The matching of information with interest lies at the heart of what has made the internet indispensable. Google is successful because it connects a searcher with the information they need. This information varies greatly, often meeting a curiosity, entertainment or practical need. A number of tools have been developed to take this one step further, curating or packaging information to provide not just information, but help you to turn that information into knowledge about particular subjects.
Whether we are talking about the Khan academy, where one talented man made video tutorials to assist with the maths curriculum and garnered a huge following, or Mentormob, that curates learning paths for you through online content, there are various steps people can take should they have the desire to. Information has met distribution tools and channels that allow individuals to learn at their own pace, often at no cost.
So how do these tools measure up in terms of the formal, peer-reviewed and structured learning that universities, colleges and technicons provide? Do they simply provide a new subset of methodologies for distance learning, which is not a new idea, or do they pose a challenge to the way things are currently done?
The internet can positively affect educational programmes
Much like the media and publishing industries, the internet has had a meaningful effect on the way educational institutions can perform. While I wouldn’t argue that contact learning is something we can or should give up, it is worth considering what the scale that a distribution system like the internet offers for education. Live chat, video lectures and video conferencing, online quizzes, interactive image displays and screen sharing tools can bridge the gap that the absence of a teacher in front of you creates. Institutions such as the UCT Centre for Educational Technology, running out of Cape Town, South Africa, have been exploring this for some time.
There are a number of other practical examples where universities are working with this very idea. MIT has long been offering course materials online for free, albeit with no accreditation attached. Beni University in Nigeria is launching a hybrid model that will be 70% online and 30% offline. MIT and Harvard have launched an online learning initiative that they hope will “improve education on our own campuses through online learning, while simultaneously creating a bold new education path for millions of learners worldwide”.

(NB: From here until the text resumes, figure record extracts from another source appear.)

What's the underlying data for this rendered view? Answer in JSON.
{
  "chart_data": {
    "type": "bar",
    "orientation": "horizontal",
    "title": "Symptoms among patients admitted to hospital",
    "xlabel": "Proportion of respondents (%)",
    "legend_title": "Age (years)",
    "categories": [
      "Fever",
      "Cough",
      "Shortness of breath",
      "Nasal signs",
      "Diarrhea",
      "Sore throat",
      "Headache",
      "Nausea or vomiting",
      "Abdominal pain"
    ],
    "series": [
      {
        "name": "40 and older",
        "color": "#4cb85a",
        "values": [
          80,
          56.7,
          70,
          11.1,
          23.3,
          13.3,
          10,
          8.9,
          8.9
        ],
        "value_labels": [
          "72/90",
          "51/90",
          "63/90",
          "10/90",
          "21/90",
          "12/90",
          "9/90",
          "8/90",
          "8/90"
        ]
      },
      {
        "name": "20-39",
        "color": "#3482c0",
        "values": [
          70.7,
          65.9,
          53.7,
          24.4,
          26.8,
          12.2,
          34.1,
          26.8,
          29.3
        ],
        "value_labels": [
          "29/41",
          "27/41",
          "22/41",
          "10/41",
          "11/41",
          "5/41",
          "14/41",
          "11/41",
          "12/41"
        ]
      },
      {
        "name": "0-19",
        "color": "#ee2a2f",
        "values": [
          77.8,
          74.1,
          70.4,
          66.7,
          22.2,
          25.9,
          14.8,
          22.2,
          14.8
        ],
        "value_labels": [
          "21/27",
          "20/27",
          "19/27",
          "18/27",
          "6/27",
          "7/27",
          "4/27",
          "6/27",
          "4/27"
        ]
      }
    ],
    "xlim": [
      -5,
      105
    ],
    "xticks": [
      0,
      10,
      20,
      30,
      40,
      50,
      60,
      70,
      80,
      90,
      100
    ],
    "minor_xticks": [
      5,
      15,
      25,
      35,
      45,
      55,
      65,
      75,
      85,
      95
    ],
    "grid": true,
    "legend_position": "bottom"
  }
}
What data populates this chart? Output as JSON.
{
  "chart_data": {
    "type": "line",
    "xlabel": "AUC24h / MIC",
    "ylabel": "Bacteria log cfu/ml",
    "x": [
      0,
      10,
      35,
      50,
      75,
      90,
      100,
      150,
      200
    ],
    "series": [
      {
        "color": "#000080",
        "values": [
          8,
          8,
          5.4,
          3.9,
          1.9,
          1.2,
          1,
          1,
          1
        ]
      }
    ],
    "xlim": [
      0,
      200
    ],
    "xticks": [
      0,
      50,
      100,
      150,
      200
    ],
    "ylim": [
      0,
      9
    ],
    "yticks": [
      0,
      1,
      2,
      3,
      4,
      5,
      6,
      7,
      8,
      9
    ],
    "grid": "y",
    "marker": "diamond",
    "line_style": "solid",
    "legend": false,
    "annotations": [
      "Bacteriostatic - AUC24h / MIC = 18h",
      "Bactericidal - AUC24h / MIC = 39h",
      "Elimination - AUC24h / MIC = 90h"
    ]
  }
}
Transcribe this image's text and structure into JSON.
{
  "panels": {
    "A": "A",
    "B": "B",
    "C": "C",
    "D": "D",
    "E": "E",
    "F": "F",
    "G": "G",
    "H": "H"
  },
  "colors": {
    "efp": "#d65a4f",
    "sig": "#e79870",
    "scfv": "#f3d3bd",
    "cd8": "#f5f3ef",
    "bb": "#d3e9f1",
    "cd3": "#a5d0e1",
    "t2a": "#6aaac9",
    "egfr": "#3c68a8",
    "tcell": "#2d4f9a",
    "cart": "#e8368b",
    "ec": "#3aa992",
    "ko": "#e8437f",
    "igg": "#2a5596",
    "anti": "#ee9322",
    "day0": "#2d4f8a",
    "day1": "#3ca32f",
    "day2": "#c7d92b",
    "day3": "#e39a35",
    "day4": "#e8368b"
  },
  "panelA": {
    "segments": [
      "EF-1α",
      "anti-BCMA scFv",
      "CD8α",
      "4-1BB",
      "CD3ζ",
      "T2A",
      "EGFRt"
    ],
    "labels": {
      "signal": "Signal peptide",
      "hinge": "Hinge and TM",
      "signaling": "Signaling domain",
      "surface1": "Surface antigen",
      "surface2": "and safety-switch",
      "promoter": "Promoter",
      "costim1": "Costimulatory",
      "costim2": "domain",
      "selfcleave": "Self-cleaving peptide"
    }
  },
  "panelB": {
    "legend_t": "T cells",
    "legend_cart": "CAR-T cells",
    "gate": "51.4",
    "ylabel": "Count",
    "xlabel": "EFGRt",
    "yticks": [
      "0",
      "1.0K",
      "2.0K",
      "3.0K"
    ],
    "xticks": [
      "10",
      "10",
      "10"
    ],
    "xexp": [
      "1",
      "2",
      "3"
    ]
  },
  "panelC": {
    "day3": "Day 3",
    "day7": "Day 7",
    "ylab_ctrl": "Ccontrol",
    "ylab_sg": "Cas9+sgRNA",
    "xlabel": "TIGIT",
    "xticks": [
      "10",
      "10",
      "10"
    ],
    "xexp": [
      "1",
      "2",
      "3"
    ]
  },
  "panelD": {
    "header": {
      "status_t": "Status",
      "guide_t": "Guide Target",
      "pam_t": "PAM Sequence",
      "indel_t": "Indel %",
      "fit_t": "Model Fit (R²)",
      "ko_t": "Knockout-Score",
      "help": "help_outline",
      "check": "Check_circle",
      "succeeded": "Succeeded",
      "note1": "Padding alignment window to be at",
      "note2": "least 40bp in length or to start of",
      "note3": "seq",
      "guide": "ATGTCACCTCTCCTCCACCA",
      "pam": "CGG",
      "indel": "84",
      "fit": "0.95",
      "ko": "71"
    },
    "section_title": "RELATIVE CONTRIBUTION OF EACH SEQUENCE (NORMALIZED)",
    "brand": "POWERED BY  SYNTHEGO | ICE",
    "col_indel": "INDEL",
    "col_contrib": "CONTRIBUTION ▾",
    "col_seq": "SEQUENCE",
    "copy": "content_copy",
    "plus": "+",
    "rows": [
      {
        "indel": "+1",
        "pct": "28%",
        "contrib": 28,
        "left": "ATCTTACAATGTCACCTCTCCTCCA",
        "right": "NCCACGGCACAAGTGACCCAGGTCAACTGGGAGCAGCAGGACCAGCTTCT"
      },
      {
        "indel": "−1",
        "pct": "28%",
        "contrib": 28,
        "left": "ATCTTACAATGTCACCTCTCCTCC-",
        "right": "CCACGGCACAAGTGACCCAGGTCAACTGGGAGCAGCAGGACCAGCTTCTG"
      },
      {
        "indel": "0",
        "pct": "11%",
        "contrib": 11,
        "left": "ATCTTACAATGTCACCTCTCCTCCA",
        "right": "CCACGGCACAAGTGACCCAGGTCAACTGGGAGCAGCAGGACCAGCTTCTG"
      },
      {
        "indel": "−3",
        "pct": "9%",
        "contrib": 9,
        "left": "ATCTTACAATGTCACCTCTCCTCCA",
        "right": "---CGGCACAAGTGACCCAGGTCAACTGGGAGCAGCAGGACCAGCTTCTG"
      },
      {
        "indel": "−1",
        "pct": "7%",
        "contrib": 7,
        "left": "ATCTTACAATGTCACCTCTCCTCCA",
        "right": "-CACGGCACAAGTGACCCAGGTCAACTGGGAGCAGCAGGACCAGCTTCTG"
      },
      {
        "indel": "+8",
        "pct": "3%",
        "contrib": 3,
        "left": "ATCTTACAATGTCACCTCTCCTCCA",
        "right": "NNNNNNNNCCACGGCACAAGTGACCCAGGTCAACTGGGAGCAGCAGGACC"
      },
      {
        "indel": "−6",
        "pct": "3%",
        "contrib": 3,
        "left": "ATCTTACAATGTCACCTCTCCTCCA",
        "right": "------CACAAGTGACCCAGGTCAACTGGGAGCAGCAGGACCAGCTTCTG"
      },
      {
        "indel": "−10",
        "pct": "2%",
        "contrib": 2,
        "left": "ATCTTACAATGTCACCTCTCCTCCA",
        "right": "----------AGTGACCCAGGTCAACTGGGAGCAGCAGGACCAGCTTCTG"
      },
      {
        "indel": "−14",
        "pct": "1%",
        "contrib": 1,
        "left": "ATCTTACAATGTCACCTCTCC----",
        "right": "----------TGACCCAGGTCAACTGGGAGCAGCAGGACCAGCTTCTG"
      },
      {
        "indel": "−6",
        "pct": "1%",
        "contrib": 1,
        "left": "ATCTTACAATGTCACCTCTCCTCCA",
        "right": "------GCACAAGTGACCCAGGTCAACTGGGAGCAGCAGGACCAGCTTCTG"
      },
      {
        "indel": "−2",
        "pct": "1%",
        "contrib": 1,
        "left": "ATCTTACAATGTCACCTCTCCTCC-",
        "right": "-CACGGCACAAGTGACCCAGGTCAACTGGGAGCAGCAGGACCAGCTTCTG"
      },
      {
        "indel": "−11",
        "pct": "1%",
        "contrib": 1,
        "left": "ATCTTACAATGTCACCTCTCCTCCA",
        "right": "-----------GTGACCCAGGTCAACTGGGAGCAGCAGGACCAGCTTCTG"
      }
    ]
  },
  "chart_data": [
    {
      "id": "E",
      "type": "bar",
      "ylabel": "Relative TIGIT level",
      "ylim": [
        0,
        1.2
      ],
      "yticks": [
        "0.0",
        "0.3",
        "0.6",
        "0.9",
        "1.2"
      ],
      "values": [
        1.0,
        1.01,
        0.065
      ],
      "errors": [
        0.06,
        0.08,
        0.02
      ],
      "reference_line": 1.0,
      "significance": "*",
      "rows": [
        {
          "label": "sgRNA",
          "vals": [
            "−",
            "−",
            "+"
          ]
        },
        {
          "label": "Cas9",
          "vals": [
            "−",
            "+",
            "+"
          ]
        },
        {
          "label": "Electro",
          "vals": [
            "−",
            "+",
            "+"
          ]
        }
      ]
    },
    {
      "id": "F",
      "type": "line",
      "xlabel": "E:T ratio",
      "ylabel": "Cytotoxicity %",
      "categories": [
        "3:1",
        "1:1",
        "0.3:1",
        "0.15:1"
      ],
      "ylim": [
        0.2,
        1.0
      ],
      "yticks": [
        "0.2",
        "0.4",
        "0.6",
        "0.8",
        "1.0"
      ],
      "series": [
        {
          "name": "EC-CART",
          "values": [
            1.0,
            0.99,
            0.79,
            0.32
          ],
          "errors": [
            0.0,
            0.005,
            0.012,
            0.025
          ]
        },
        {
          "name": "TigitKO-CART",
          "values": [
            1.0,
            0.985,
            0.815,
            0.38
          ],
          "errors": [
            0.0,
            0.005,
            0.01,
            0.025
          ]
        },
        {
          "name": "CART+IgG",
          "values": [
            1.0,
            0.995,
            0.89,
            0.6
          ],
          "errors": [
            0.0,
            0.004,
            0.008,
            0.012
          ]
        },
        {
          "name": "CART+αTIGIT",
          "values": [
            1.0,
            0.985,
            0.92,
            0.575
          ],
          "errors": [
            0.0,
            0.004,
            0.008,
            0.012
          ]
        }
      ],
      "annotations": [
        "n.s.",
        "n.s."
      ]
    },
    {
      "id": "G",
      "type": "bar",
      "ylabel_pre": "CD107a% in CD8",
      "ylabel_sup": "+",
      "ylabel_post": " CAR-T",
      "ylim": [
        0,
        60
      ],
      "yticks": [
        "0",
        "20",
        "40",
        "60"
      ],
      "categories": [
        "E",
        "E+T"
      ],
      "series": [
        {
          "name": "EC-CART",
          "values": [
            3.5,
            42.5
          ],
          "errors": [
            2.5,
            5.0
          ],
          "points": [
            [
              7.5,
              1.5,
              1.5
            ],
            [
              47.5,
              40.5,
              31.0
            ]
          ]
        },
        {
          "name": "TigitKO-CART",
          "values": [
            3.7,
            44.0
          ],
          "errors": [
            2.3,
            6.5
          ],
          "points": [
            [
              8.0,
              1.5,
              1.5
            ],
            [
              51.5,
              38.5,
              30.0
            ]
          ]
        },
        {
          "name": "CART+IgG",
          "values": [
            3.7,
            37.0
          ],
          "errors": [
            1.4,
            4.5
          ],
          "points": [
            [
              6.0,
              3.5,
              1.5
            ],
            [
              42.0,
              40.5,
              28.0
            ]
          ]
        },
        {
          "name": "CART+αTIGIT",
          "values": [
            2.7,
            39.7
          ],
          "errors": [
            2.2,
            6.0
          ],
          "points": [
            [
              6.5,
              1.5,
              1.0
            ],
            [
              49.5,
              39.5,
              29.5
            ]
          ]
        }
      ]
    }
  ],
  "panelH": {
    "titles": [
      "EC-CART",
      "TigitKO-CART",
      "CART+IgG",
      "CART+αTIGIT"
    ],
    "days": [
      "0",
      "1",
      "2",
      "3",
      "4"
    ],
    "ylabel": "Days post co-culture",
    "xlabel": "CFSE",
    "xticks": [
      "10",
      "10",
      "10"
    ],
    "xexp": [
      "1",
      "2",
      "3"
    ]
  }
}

The role of universities and accreditation
In light of start-ups and universities offering innovative educational models, it is worth exploring some questions about the existing educational institutions. As Sir Ken Robinson has discussed, current models will struggle at scale. The Oxford University Student Union has been running a project to interrogate some of these ideas. It asks if students should “think of themselves as consumers of education, investors in education, seekers, partners, initiates, takers-up of a baton or challengers of an established order?”
We need to pay careful attention to in this space how peer-reviewed accreditation fits in with new and innovative models for education, given the obvious benefits – flexibility, reach and scale. In our field, for example, we’ve found that our course material needs to be updated so regularly that it can be challenging to fall in line with accreditation bodies’ approval cycles.
So this discussion is one that encompasses not just questions of what is possible in terms of new models for informal or “hobby” learning, but how these models can be integrated to make structured and recognised programs available to those who may not have had access to them previously. Whether this is because of cost, work commitments or a lack of infrastructure as is the case in many developing nations. Mobile connectivity and access to not just information, but knowledge, in Africa specifically, has the potential to be a powerful equaliser.
For me these positive and necessary developments require much further discussion.